Puerto Rico could be completely illiquid by November, pushing it closer to defaulting on major debt payments, the territory’s top officials said Thursday.
Without support from the U.S. federal government, “Puerto Rico may have to choose between paying its creditors and providing essential services to the island’s 3.5 million American citizens,” the Governor of Puerto Rico, Alejandro Garcia Padilla, told lawmakers at a Senate hearing on Thursday.
Details of just how severe Puerto Rico’s short-term liquidity crisis has become were outlined in the Governor’s written statement.
“Based on current information the Commonwealth will have a negative cash balance of $29.8 million in November 2015,” and Puerto Rico’s “illiquidity will only grow worse when a $355 million debt service payment on bonds of the Government Development Bank (GDB) comes due on December 1.”

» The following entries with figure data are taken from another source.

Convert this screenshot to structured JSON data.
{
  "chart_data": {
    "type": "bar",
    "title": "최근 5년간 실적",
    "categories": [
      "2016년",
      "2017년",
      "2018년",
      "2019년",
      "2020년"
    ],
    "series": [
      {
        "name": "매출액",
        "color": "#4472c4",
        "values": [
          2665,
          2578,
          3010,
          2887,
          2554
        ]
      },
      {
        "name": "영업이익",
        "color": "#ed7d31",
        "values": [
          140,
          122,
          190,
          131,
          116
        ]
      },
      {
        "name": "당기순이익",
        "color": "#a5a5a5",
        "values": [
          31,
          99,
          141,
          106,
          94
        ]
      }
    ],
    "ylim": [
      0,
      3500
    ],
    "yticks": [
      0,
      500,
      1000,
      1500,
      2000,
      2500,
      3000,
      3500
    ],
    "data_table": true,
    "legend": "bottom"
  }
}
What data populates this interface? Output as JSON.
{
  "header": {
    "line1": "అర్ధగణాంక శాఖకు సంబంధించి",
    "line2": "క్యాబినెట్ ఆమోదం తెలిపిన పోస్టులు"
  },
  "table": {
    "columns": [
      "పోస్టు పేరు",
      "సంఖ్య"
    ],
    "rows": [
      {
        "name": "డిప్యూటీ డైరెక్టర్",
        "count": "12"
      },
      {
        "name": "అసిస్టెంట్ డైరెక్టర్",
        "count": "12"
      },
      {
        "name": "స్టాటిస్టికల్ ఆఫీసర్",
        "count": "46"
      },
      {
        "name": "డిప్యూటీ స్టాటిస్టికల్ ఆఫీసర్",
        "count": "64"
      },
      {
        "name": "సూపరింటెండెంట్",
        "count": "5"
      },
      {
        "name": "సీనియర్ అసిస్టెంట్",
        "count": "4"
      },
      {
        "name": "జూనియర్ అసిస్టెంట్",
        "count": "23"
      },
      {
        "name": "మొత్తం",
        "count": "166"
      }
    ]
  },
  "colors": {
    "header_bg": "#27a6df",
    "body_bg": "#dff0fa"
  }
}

Based on current information, “the GDB, which faces its own liquidity crisis, is not expected to be able to make the payment,” to its bondholders, the statement added.
Antonio Weiss, the Counselor to the U.S. Treasury Secretary, outlined the key details of the Obama administration’s proposed policy changes to help aid the cash-strapped island.
The plan, unveiled late Wednesday, includes an unprecedented “Super Chapter 9” proposal to create a restructuring framework that is reserved exclusively for U.S. territories. The proposal would give Puerto Rico access to Chapter 9 – a chapter of the U.S. Bankruptcy Code that allows local and state governments to restructure their debt – to restructure not just its municipalities’ debts, but also allow the Commonwealth as a whole to restructure its debt under U.S. bankruptcy laws.
Some experts, including Daniel Hanson, an analyst at Height Securities who attended the hearing, believe the proposed “Super Chapter 9” is a non-starter. In a research note issued Thursday, Hanson puts the odds of Congress passing the extraordinary measure at “below 5 percent,” adding that it is “extraordinarily unlikely that Congress would find such legislation to be consistent with a contemporary Republican fiscal posture.”
Before Congress moves forward with any of the White House’s proposals to help Puerto Rico with its staggering $72 billion debt load, a large issue will likely need to be rectified; the Commonwealth needs to provide transparent and verifiable financial data for the committees to evaluate.
Gov. Padilla told the lawmakers that it may still be “weeks or months” until financials for fiscal year 2014 are ready for congressional review.
Despite this setback, Counselor Weiss, who is leading the Obama administrations’ efforts to provide assistance to PR, assured the committee that Treasury “will apply all of its efforts, creativity and resources” to find a resolution to the indebted island’s financial crisis.
Observers of Puerto Rico bonds are skeptical of Treasury’s plans, with some questioning the legality of a Super Chapter 9 restructuring.
“Under current federal law this is not permitted,” said David Tawil, co-founder and President Maglan Capital, who believes that if Congress were to pass this type of framework for debt restructuring, holders of Puerto Rico’s paper who are forced to take haircuts “will have quite a strong legal argument”.
Tawil, who specializes in corporate distressed debt situations, also noted that the proposal would likely have huge detrimental effects on bondholders.
Another potential unintended consequence of the Super Chapter 9 proposal is the impact on the muni debt markets.
“The Administration’s unprecedented proposal, so-called “Super Chapter 9″, would restructure all of Puerto Rico’s debt, including its Constitutional debt, and is widely expected to disrupt U.S. municipal debt markets raising the cost of borrowing for states and municipalities across the country”, The Main Street Bondholders Coalition said in a statement.
George Carroll, a member of the Main Street Bondholders and retired municipal bond adviser, bought Puerto Rico General Obligation bonds for his retirement portfolio specifically because of their constitutional guarantee.
Carroll, who has been in the muni bond and finance business for 38-years, said the Super chapter 9 proposal was not only reckless, but would put Americans’ retirement accounts at risk.
“Impairing constitutionally protected general obligation bonds will bring chaos to America’s municipal bond market. This will spurt other states from New Jersey to Illinois to ask for Super Chapter 9, and the result would be a disaster for millions of American retirees who are invested in state and local general obligation bonds.